In the parafovea, we found a reduction in near surround suppression of perceived contrast in older adults, which suggests a reduction in inhibition. Previous observations of altered neural activity in primary and extrastriate cortex in aged primate also demonstrate inhibitory dysfunction. Reduced orientation and direction selectivity (Fu et al.,
2010; Schmolesky et al.,
2000), in conjunction with reduced suppression (Fu et al.,
2010), have been reported in V1 cells of aged monkeys along with increased spontaneous neural noise (Schmolesky et al.,
2000; Yu, Wang, Li, Zhou, & Leventhal,
2006).
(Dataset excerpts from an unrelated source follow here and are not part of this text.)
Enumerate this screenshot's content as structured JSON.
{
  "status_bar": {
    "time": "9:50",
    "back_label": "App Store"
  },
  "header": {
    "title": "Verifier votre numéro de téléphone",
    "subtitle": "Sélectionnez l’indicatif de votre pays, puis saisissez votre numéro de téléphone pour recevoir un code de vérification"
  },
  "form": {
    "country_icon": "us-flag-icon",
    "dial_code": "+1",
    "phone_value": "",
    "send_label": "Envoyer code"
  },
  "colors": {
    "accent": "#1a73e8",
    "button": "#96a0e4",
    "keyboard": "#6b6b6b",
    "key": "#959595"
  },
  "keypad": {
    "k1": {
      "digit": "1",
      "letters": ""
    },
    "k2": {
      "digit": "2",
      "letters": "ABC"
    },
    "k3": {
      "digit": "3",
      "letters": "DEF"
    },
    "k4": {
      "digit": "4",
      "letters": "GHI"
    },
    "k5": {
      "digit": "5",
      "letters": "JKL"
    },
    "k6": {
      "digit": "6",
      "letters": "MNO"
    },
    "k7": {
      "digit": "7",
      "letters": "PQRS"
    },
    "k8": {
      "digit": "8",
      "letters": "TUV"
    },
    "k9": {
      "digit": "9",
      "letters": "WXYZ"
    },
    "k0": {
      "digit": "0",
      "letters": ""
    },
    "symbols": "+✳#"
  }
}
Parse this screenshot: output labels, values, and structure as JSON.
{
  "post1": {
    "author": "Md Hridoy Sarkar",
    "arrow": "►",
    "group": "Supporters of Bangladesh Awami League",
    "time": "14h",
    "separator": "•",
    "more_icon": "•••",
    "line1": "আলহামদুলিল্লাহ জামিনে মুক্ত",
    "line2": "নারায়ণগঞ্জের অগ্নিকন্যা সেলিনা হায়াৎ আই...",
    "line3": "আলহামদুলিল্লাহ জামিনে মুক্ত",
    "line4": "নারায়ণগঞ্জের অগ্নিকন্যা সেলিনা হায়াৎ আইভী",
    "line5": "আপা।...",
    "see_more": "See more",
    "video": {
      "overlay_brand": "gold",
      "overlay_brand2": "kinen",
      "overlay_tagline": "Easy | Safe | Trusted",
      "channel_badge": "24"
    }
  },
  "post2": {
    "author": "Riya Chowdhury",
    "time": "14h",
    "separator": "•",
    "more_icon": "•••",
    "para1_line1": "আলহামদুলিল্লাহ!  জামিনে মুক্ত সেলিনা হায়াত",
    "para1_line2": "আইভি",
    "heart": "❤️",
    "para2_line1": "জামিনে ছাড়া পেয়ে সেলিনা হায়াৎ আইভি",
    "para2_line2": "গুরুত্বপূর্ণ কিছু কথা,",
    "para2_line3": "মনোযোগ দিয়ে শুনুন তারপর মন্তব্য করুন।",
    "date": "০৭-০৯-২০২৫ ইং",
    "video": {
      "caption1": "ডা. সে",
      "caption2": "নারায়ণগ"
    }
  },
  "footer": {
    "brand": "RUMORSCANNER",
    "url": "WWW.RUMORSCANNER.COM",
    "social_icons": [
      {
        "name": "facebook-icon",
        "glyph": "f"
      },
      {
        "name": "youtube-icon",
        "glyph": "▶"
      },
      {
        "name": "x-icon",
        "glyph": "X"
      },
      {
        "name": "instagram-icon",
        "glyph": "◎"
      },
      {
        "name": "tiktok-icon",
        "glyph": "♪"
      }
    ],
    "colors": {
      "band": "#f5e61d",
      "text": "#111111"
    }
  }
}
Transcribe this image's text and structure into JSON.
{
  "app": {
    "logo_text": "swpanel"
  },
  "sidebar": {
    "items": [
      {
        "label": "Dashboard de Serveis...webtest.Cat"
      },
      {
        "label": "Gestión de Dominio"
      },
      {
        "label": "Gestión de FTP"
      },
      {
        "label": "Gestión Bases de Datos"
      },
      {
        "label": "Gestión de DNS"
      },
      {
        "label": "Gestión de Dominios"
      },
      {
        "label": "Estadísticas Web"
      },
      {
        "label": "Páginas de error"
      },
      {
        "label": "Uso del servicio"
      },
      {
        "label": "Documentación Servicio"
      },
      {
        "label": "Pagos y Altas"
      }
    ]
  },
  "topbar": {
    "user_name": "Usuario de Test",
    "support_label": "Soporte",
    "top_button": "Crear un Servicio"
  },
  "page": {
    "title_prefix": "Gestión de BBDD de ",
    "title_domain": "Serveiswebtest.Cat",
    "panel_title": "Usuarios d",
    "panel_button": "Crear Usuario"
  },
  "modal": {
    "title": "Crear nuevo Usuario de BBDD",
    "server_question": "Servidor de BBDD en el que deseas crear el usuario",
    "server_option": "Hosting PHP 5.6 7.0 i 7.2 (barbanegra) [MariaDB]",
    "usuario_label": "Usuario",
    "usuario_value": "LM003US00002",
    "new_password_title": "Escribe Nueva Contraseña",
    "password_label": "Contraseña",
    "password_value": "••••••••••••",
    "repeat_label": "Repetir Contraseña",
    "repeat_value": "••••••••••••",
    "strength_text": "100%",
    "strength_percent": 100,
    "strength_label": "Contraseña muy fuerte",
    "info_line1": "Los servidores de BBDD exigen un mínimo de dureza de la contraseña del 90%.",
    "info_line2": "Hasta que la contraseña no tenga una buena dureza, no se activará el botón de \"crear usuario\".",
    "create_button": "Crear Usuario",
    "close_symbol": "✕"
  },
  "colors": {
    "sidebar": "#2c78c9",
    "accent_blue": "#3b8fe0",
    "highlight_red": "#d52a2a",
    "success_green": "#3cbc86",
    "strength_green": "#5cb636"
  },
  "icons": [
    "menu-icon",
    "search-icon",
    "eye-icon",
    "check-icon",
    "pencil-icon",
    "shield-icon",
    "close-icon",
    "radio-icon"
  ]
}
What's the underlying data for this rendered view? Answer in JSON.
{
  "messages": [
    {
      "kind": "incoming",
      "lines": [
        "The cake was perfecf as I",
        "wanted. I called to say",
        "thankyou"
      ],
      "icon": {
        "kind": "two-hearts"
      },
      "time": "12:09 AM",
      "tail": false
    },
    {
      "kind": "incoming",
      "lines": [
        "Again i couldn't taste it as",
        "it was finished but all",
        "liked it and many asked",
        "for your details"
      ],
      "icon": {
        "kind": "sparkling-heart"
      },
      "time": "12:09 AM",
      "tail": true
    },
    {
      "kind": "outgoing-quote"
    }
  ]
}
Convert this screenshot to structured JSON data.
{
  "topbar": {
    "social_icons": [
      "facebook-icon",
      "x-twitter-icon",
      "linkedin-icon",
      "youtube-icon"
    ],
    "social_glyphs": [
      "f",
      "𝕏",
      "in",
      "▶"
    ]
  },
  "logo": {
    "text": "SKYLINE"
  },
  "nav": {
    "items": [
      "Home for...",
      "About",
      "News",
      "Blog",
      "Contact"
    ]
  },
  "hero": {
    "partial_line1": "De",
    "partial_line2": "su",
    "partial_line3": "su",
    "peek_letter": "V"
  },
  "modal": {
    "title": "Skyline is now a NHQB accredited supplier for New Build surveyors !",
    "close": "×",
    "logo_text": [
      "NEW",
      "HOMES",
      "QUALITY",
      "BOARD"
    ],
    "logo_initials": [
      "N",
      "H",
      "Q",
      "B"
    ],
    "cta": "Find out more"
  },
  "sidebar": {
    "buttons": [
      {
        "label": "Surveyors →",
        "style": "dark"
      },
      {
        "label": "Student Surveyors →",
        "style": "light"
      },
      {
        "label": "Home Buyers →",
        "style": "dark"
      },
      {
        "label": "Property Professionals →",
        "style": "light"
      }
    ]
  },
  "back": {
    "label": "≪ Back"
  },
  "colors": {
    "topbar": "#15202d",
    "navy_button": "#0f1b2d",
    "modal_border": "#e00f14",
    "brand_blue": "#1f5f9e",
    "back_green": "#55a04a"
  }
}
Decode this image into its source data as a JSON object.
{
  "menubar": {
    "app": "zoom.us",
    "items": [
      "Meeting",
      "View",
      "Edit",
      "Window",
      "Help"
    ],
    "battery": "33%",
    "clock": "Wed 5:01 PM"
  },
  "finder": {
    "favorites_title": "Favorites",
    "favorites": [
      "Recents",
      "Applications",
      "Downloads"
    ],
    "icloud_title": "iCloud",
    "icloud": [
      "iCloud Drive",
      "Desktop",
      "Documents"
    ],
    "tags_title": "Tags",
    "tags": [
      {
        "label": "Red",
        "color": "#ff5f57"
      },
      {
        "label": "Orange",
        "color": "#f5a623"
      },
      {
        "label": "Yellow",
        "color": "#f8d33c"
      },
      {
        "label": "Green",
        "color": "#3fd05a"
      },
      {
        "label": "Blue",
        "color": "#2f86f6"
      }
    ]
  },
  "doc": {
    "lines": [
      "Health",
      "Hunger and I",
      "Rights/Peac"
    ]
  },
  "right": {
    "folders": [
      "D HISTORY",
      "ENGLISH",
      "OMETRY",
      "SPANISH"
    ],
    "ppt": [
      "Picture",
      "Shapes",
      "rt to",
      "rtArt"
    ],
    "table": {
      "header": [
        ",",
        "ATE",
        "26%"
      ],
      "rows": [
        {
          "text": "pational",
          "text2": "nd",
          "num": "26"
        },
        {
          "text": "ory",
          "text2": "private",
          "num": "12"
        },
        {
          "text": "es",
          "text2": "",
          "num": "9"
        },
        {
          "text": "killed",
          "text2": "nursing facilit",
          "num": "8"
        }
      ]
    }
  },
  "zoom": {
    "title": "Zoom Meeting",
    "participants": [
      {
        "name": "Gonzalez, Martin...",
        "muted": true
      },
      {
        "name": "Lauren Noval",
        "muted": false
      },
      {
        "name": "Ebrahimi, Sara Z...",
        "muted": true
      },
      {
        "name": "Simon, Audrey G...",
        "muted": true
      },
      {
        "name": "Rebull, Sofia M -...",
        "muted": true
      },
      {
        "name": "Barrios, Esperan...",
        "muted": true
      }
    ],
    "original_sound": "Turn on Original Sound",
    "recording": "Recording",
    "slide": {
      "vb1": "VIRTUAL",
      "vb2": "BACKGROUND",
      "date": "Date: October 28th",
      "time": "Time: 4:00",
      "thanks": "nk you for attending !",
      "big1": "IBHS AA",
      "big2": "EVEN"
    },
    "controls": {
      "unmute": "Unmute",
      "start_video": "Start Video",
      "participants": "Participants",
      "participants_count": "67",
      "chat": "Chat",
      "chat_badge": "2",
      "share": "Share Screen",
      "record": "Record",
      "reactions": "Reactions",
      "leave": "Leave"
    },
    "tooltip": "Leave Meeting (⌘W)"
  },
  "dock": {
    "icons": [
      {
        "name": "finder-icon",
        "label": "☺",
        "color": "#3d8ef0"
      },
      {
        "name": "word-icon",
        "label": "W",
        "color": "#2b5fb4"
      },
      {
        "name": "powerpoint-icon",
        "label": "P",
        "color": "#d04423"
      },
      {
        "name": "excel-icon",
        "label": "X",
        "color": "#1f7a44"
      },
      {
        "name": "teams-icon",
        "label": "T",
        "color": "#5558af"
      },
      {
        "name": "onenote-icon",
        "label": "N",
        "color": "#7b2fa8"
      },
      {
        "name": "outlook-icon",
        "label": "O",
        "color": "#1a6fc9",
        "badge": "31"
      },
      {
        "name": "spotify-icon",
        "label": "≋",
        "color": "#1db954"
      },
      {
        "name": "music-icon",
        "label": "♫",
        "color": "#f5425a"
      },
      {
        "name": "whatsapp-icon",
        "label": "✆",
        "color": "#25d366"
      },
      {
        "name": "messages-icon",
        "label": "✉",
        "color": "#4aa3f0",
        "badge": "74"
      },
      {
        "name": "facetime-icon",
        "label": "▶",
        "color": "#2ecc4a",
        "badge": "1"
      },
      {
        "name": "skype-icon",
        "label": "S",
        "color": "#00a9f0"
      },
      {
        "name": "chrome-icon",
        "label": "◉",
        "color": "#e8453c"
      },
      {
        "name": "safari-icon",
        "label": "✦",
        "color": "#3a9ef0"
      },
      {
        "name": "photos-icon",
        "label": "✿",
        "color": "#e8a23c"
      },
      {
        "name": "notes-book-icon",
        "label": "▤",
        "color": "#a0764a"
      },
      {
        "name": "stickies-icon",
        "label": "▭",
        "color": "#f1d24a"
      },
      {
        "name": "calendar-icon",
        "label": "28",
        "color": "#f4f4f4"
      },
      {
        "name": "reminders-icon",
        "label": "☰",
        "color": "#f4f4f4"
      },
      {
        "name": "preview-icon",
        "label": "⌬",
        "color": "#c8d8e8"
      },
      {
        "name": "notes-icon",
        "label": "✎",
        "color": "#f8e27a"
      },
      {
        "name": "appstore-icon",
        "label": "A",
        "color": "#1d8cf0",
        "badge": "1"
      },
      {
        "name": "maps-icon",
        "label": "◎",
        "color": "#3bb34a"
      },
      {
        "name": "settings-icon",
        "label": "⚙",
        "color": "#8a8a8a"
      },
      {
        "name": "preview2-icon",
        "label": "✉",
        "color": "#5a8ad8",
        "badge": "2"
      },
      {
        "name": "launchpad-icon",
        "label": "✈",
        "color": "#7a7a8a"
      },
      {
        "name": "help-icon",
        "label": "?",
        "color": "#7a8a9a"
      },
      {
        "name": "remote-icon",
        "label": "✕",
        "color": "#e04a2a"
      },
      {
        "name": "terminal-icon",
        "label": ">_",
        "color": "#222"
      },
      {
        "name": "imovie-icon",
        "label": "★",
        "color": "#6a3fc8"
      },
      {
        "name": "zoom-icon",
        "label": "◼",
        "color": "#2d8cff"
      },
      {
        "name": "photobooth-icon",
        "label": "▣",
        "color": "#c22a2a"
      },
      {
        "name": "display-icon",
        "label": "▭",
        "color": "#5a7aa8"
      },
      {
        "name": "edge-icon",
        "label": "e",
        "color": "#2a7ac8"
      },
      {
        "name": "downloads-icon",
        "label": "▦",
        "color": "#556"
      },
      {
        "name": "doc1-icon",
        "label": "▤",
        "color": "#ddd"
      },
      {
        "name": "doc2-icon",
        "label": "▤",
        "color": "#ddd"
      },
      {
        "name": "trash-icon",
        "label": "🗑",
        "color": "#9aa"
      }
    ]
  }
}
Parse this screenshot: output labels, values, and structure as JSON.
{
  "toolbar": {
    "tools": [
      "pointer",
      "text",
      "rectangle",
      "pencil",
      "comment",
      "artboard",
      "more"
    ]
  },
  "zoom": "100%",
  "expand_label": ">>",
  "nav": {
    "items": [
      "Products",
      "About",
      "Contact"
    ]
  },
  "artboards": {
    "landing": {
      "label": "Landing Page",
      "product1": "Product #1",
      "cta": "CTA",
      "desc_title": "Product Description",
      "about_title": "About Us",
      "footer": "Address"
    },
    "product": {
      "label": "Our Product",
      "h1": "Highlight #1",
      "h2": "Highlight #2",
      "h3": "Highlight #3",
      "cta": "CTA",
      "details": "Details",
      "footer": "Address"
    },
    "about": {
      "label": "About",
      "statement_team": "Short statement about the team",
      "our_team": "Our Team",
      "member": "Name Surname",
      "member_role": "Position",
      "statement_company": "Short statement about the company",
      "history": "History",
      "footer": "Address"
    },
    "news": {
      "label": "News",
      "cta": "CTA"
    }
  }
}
The mechanisms underpinning altered functional inhibition in older adults are unclear. Several authors suggest that these age-related differences are due to a reduction in the major cortical inhibitory neurotransmitter, GABA (Leventhal et al.,
2003; Schmolesky et al.,
2000). Key evidence that aging alters GABA-ergic inhibition in the visual cortex is the observation that application of the GABA agonist muscimol restores orientation tuning to cells from older macaque V1 (Leventhal et al.,
2003). However, it is important to note that other neurotransmitters modulate cortical excitatory–inhibitory balance and can also modify center-surround antagonistic effects. One example is acetylcholine, whose receptors are ubiquitous throughout mammalian V1 (Avendano, Umbriaco, Dykes, & Descarries,
1996; Lysakowski, Wainer, Bruce, & Hersh,
1989; Mechawar, Cozzari, & Descarries,
2000). Activation of different cholinergic receptors can alter the release of inhibitory and excitatory neurotransmitters, including GABA (Gulledge, Bucci, Zhang, Matsui, & Yeh,
2009; Sugita, Uchimura, Jiang, & North,
1991; Thiele,
2013), and can influence the amplitude of excitatory and inhibitory postsynaptic potentials in the mammalian brain (Kimura & Baughman,
1997). The orientation tuning of many primate V1 neurons is broadened by application of acetylcholine, presumably by reducing cortical inhibitory drive (Zinke et al.,
2006). Similarly, perceptual contrast suppression of iso-oriented (parallel) center-surround stimuli is reduced with human ingestion of a cholinesterase inhibitor, donepezil (Kosovicheva, Sheremata, Rokem, Landau, & Silver,
2012). Normal aging is generally associated with a gradual decline in cholinergic function (Schliebs & Arendt,
2011), which predicts that older adults should have a strengthening rather than a weakening of intracortical inhibition. Our foveal results, and those of previous studies, are consistent with this observation; however, the parafoveal results are not. Naturally, the current experiments can only speculate on neurotransmitter involvement but do demonstrate that a simplistic explanation is unlikely to suffice.